L’enfance de l’humanité

Troublant. Le Temps d’Aimer entre dans une réflexion de fond sur la danse avec une pièce dont le propos passe, cette fois, sous tous les radars habituels. Une pièce dont la charge d’émotion marquera durablement le public du festival tout comme l’évidence de sa réflexion. Certes, il est encore question d’humanité, comme celle que faisait tressaillir le duo Lamarche-Brumachon pas plus tard qu’hier soir. Mais cette fois les frissons sont dans la salle qui s’identifie à la tribu, à l’Homme et à l’enfance dans sa grande liberté encore souveraine. Avec de vrais gamins sur scène, dans leur corporalité intègre et spontanée. Des “êtres complets” explique Joke Laureyns, cofondatrice de ce Kabinet K, qui a fait du travail avec les enfants sa marque de fabrique. Au milieu d’adultes, dans une relation équitable. Car il n’est pas question ici de s’extasier sur les prouesses craquantes et ingénues de nos charmantes têtes blondes, mais bien de mesurer sans indulgence les rapports au corps, la physicalité et tout ce qu’elle induit en termes de liberté, de partage et d’utopies.

La pièce Horses était pourtant censée être une respiration légère dans les créations de la compagnie Flamande. “On ne peut pas toujours être dans des questions très philosophiques”, sourit Joke Laureyns. Une seule idée, celle du rapport entre un cavalier et sa monture, qui communiquent avec le corps. Un travail de duos dont l’intention est la fusion de deux corps en un seul.
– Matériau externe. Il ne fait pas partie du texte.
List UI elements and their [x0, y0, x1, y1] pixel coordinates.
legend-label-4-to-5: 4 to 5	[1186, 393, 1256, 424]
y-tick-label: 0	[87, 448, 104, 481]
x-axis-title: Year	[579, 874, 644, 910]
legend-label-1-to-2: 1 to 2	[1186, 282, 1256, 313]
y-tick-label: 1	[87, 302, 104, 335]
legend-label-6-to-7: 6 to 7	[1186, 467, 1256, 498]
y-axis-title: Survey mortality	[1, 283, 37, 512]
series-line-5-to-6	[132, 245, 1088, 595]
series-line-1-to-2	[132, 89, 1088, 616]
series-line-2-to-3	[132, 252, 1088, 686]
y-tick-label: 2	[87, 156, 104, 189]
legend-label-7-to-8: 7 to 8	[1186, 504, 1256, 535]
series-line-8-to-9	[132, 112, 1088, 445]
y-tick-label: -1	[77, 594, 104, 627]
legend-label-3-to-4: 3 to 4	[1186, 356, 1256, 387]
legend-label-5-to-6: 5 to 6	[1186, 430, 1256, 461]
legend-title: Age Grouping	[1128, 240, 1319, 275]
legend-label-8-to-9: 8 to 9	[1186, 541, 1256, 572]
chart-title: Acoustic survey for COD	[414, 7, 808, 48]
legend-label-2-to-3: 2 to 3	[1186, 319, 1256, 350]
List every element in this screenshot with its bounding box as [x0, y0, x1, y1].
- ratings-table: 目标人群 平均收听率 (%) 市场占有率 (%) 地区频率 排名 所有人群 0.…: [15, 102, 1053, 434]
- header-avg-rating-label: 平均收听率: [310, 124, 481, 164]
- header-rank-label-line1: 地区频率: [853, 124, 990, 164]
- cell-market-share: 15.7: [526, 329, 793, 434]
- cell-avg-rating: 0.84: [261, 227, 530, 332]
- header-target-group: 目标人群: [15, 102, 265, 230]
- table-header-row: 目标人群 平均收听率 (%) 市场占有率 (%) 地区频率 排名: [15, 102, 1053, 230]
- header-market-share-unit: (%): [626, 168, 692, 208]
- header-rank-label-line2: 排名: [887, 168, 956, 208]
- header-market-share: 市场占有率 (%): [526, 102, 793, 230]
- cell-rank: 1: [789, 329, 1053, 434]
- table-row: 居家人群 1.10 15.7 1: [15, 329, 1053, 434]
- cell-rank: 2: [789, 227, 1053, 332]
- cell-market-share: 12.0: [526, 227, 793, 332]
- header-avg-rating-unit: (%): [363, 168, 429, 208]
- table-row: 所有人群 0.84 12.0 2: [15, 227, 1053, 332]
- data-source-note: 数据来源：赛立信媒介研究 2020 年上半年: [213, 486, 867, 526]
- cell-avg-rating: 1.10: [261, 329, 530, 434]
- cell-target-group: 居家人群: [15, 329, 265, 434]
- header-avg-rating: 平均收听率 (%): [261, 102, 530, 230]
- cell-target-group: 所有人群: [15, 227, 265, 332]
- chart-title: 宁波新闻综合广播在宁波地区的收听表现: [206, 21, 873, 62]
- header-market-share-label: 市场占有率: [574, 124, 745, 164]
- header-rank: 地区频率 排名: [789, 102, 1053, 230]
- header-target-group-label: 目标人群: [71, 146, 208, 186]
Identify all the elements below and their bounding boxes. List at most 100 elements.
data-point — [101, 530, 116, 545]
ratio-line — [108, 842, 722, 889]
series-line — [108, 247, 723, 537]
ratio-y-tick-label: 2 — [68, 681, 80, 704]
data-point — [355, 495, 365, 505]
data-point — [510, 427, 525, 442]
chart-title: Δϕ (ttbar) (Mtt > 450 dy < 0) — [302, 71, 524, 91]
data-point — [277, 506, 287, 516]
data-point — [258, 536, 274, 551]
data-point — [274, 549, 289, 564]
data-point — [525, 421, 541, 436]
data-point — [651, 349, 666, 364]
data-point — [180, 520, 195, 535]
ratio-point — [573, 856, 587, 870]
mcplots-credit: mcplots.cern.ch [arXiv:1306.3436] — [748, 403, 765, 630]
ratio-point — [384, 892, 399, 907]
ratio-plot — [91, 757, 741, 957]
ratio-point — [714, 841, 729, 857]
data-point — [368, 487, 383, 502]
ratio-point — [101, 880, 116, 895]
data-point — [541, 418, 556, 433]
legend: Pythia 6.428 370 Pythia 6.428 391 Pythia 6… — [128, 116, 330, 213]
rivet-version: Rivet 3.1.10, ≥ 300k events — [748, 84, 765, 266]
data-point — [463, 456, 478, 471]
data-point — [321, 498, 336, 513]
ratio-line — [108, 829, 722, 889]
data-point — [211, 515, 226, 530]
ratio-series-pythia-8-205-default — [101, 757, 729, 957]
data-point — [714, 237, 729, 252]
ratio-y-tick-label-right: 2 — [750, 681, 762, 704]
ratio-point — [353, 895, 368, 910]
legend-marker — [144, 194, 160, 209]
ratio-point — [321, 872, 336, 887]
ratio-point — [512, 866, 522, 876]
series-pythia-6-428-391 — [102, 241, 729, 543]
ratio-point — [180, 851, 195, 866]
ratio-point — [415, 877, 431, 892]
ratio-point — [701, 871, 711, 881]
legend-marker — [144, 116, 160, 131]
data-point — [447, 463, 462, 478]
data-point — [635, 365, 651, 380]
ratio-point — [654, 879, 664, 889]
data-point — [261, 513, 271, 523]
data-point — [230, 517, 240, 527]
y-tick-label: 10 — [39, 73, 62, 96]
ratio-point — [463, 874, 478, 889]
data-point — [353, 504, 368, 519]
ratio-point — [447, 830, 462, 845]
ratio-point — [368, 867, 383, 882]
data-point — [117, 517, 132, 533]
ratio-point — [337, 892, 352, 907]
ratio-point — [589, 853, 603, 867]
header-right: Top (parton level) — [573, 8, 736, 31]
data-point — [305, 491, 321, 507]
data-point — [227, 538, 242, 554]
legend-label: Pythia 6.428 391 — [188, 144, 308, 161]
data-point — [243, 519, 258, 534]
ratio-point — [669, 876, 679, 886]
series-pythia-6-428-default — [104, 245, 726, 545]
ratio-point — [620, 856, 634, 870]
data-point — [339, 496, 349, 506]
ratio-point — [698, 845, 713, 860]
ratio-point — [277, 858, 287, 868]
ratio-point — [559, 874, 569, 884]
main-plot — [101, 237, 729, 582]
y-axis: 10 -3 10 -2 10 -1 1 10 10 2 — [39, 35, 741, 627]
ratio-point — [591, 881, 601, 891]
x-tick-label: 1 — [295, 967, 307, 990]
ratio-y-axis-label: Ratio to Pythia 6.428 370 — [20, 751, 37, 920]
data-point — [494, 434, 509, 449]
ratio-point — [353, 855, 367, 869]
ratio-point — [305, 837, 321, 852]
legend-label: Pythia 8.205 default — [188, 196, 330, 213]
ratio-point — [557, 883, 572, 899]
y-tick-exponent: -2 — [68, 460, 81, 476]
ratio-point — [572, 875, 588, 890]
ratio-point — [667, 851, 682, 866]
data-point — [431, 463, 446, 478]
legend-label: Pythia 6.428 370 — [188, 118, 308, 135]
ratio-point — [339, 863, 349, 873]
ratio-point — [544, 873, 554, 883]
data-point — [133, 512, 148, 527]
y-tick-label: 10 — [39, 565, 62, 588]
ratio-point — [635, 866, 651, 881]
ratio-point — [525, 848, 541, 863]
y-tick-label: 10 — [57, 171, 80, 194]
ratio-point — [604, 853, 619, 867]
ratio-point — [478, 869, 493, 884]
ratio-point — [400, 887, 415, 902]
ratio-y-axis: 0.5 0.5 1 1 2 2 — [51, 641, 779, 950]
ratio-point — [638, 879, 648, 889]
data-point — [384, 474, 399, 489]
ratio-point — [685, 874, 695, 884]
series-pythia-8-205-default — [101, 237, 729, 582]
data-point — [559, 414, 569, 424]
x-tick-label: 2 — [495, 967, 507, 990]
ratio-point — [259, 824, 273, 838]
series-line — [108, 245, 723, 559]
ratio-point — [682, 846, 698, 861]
Comment s’apprivoiser ? Comment communier ? Question de confiance, forcément, dont découle beaucoup d’autres dès lors que sur scène, un colosse de 90 kg prend appuie sur une fillette fluette de 7 ans. Il ne s’agit pas de dompter, comme au cirque, mais d’encourager un processus naturel qui a quelque chose à voir avec de la compréhension mutuelle. Une forme d’éducation, même, égalitaire, d’un gosse qui se hisserait sur des épaules adultes pour partager les mêmes questionnements et voir le monde dans la même fragilité, même si la question de l’éducation semble plus ténue pour Joke Laureyns.

Jeux d’enfants 

A moins de chercher dans les jeux d’enfants et de parents le contact précieux des galipettes, cette touche assurée quand l’enfant bascule dans le vide, s’en remettant au bras adulte, cette assurance des corps qui se le disent. “Dans le jeu, les enfants se libèrent” constate Joke Laureyns, au fil d’un processus de création qui a duré, pour cette pièce, près de cinq mois. Sans restriction, comme une vraie liberté qu’ils perdront à mesure que leurs gestes deviendront conscients. C’est avec cet or que scintille cette belle humanité, que chacun renvoie à sa propre jeunesse. Avec en prime, cette fois, le tabou d’un enfant d’autrui.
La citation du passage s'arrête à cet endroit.